Behera Sudarshan, Hahn David F, Wilson Carter J, Marsili Simone, Tresadern Gary, Gapsys Vytautas, de Groot Bert L
Computational Biomolecular Dynamics Group, Max Planck Institute for Multidisciplinary Sciences, 37077 Göttingen, Germany.
In Silico Discovery, Janssen Research & Development, Janssen Pharmaceutica N. V., Turnhoutseweg 30, 2340 Beerse, Belgium.
J Chem Inf Model. 2025 Jul 14;65(13):6927-6938. doi: 10.1021/acs.jcim.5c00947. Epub 2025 Jun 29.
Relative binding free energy (RBFE) calculations have emerged as a powerful tool in drug discovery, capable of achieving experimental-level accuracy. However, the accuracy is compromised by a multitude of factors, including the initial structure modeling. The current study contributes to the quantification of the impact of initial structure modeling on the accuracy across a diverse set of activity cliff pairs.
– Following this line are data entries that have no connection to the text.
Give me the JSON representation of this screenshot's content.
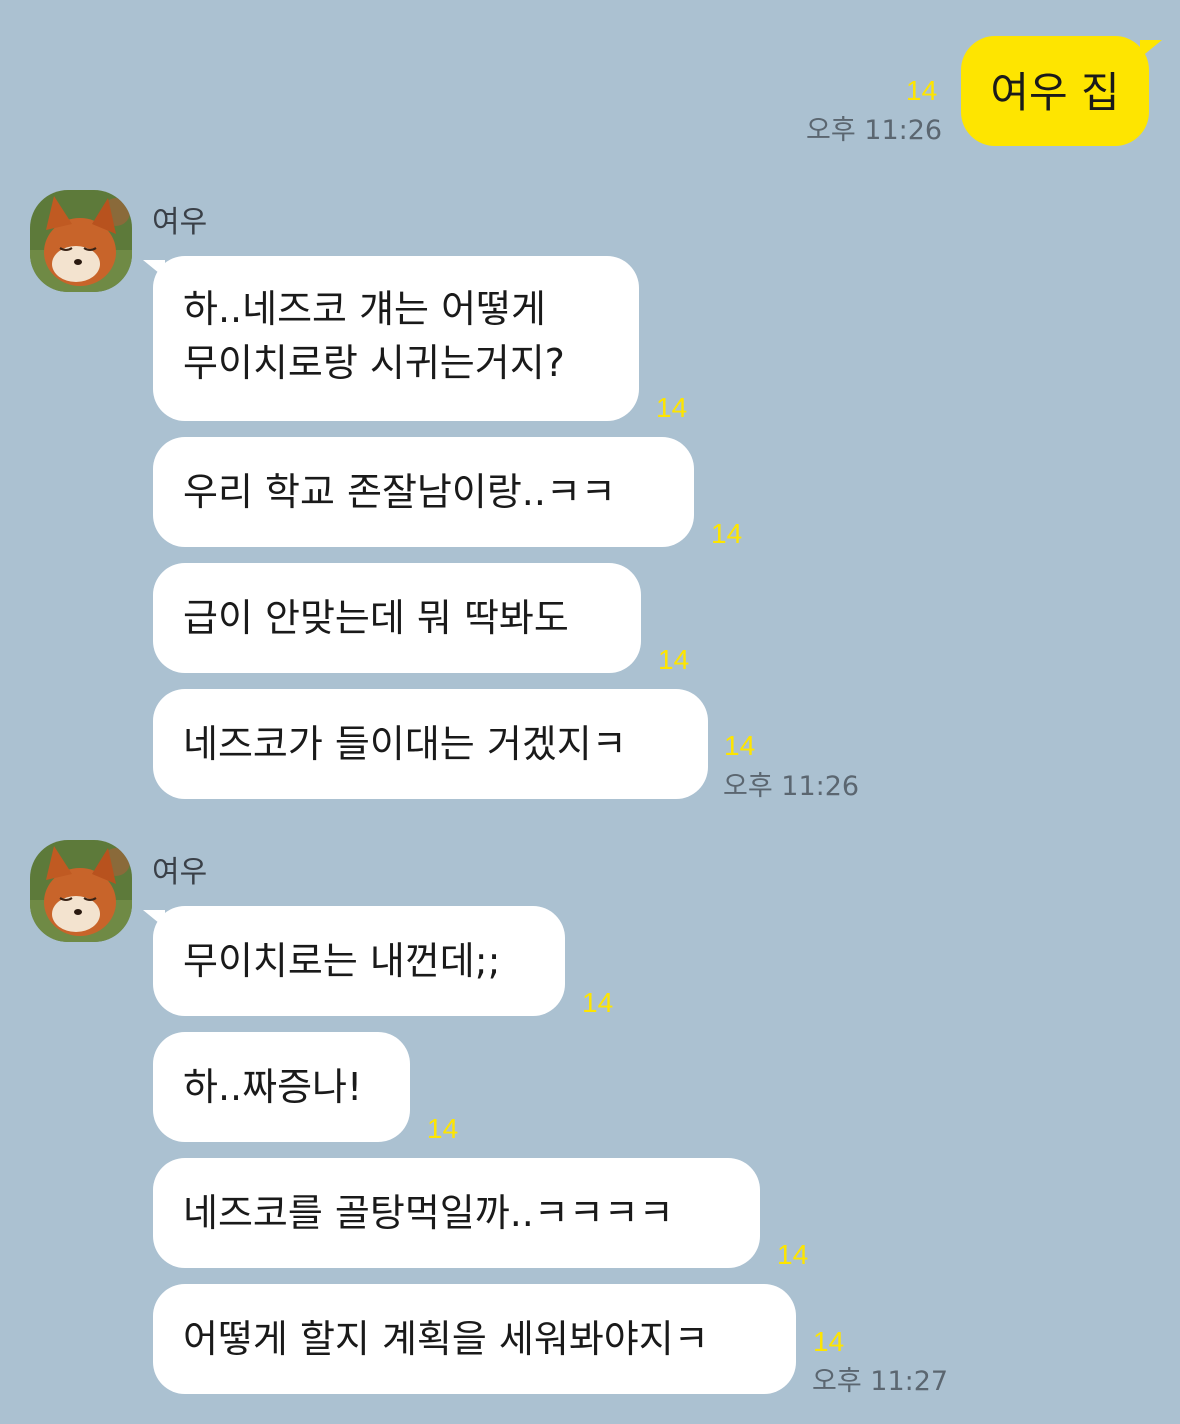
{
  "colors": {
    "background": "#abc1d1",
    "my_bubble": "#fee500",
    "their_bubble": "#ffffff",
    "unread_count": "#fee500"
  },
  "outgoing": {
    "text": "여우 집",
    "unread": "14",
    "time": "오후 11:26"
  },
  "group1": {
    "sender": "여우",
    "avatar_icon": "fox-avatar",
    "messages": [
      {
        "line1": "하..네즈코 걔는 어떻게",
        "line2": "무이치로랑 시귀는거지?",
        "unread": "14"
      },
      {
        "text": "우리 학교 존잘남이랑..ㅋㅋ",
        "unread": "14"
      },
      {
        "text": "급이 안맞는데 뭐 딱봐도",
        "unread": "14"
      },
      {
        "text": "네즈코가 들이대는 거겠지ㅋ",
        "unread": "14"
      }
    ],
    "time": "오후 11:26"
  },
  "group2": {
    "sender": "여우",
    "avatar_icon": "fox-avatar",
    "messages": [
      {
        "text": "무이치로는 내껀데;;",
        "unread": "14"
      },
      {
        "text": "하..짜증나!",
        "unread": "14"
      },
      {
        "text": "네즈코를 골탕먹일까..ㅋㅋㅋㅋ",
        "unread": "14"
      },
      {
        "text": "어떻게 할지 계획을 세워봐야지ㅋ",
        "unread": "14"
      }
    ],
    "time": "오후 11:27"
  }
}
Along with providing a quantitative relation between the resolution of the crystal structure and free energy accuracy, we also demonstrate the incorporation of a secondary solvation tool (SOLVATE) to increase the free energy accuracy, especially when crystal waters are missing. The study also evaluates the reliability of AI-predicted structures in RBFE calculations, showing their effectiveness in predicting RBFE directionality and assigning nominal resolutions to the predicted structures based on free energy accuracy. These findings provide a set of recommendations for the development of more robust RBFE protocols, informing the use of structural data, solvation techniques, and AI-predicted protein models in drug discovery.
相对结合自由能(RBFE)计算已成为药物发现中的一种强大工具,能够达到实验水平的准确性。然而,包括初始结构建模在内的多种因素会影响其准确性。本研究旨在量化初始结构建模对一系列不同活性悬崖对准确性的影响。除了提供晶体结构分辨率与自由能准确性之间的定量关系外,我们还展示了结合使用二级溶剂化工具(SOLVATE)来提高自由能准确性,特别是在缺少结晶水的情况下。该研究还评估了人工智能预测结构在RBFE计算中的可靠性,表明它们在预测RBFE方向性以及根据自由能准确性为预测结构指定名义分辨率方面的有效性。这些发现为开发更稳健的RBFE方案提供了一系列建议,为药物发现中结构数据、溶剂化技术和人工智能预测的蛋白质模型的使用提供了参考。